The mountain of criminal charges against Bankman-Fried include violating campaign finance laws by allegedly funneling (allegedly stolen) corporate funds through so-called “straw donors,” including Salame and FTX co-founder Nishad Singh, to circumvent the law. The straw donor scheme seems to have been intended mainly to disguise the fact that, while positioning himself as the next Democratic mega-donor, Bankman-Fried was in fact funneling donations to both Republicans and Democrats.
But this is just the beginning of an apparently even more sprawling and frankly very weird set of relationships among a huge cast of political hustlers.
In one striking example, a source told Puck that they received a donation from Nishad Singh even though they had cultivated a relationship with Mind the Gap, a pre-FTX fundraising organization spearheaded by Sam Bankman-Fried’s mother, Barbara Fried. This suggests Mind the Gap may have helped identify candidates who then received donations of stolen FTX customer funds.
Another seemingly major nexus of the FTX influence-peddling effort was Democratic strategist and fundraiser Sean McElwee, who reportedly helped guide donations for Bankman-Fried. It was also recently revealed that McElwee had gambled on political contests, including betting against candidates he was working for. Though McElwee hasn’t faced any legal fallout, those two dings reportedly led to his December 2022 firing as head of Data for Progress, an extremely influential left-leaning think tank and polling firm he founded in 2018.
The long game
These are just a few highlights of a truly Byzantine operation. But what was Sam Bankman-Fried hoping to gain by spreading so much money around, by such deceptive means?
Publicly, Bankman-Fried used his political donations to buttress his carefully-crafted (and admittedly fake) image as a concerned philanthropist. For instance, another seeming middleman for FTX funds was Sam’s younger brother Gabe Bankman-Fried, who was placed in charge of a political advocacy nonprofit called Guarding Against Pandemics (GAP). The organization’s main source of funding was FTX.
GAP’s political efforts appear to have been thoroughly hamfisted and ineffectual. Guarding Against Pandemics spent unprecedented sums in an Oregon House race, but its candidate lost. GAP also intervened in a Colorado ballot initiative and managed to alienate parties it was nominally collaborating with. Michelle Bond, meanwhile, lost her House primary race by an embarrassing 20 points. The combined ineptitude and corruption on display is a revealing parallel to Alameda Research’s ability to lose massive amounts of money despite seemingly having a cheat code on FTX.

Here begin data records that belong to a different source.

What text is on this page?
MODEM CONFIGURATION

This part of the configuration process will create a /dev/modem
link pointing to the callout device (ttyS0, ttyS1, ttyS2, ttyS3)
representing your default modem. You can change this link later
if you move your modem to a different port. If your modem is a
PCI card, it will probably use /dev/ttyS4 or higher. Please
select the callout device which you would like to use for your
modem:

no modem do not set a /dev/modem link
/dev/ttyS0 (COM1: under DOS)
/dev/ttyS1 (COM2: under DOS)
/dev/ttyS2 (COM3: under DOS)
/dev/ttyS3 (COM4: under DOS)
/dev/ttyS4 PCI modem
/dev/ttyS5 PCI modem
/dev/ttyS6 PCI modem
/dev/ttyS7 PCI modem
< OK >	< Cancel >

But even if you’re incompetent, throwing tens of millions of dollars around clearly counts for a lot in Washington, D.C. Bankman-Fried’s donations likely helped him win meetings with the likes of U.S. Securities and Exchange Commission (SEC) Chair Gary Gensler, and invitations to testify before Congress about crypto. Gensler and others seemed eager to welcome Bankman-Fried as an “adult in the room” on crypto regulation.
But many in the industry were hostile to the DCCPA legislation that Bankman-Fried helped craft, and which would have imposed onerous and even nonsensical requirements on decentralized finance (DeFi) platforms and services. Many argued that the rules would have amounted to a ban on DeFi in the U.S., and would have channeled more crypto into centralized entities – including FTX itself. That might have saved FTX from collapse and helped keep Bankman-Fried’s many alleged crimes secret.

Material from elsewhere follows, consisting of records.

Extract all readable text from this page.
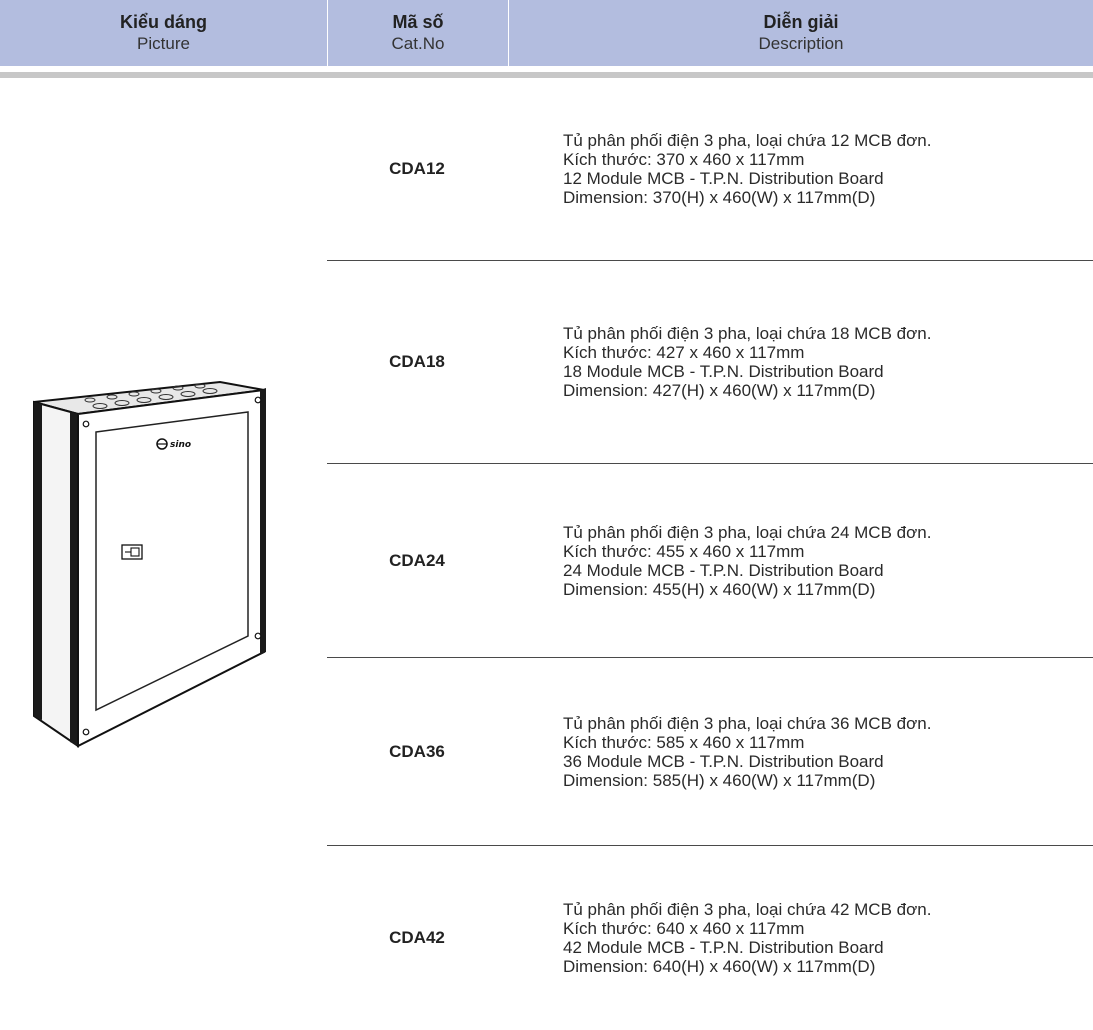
Kiểu dáng
Picture
Mã số
Cat.No
Diễn giải
Description
sino
CDA12
Tủ phân phối điện 3 pha, loại chứa 12 MCB đơn.
Kích thước: 370 x 460 x 117mm
12 Module MCB - T.P.N. Distribution Board
Dimension: 370(H) x 460(W) x 117mm(D)
CDA18
Tủ phân phối điện 3 pha, loại chứa 18 MCB đơn.
Kích thước: 427 x 460 x 117mm
18 Module MCB - T.P.N. Distribution Board
Dimension: 427(H) x 460(W) x 117mm(D)
CDA24
Tủ phân phối điện 3 pha, loại chứa 24 MCB đơn.
Kích thước: 455 x 460 x 117mm
24 Module MCB - T.P.N. Distribution Board
Dimension: 455(H) x 460(W) x 117mm(D)
CDA36
Tủ phân phối điện 3 pha, loại chứa 36 MCB đơn.
Kích thước: 585 x 460 x 117mm
36 Module MCB - T.P.N. Distribution Board
Dimension: 585(H) x 460(W) x 117mm(D)
CDA42
Tủ phân phối điện 3 pha, loại chứa 42 MCB đơn.
Kích thước: 640 x 460 x 117mm
42 Module MCB - T.P.N. Distribution Board
Dimension: 640(H) x 460(W) x 117mm(D)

As we move closer to Bankman-Fried’s scheduled October criminal trial, the theft of customer funds will be a dominant issue for many crypto industry observers. But that’s just one part of an even darker allegation: that Bankman-Fried, with help from many allies, used those stolen funds to pervert the legislative process of the United States towards his own entirely self-interested goals.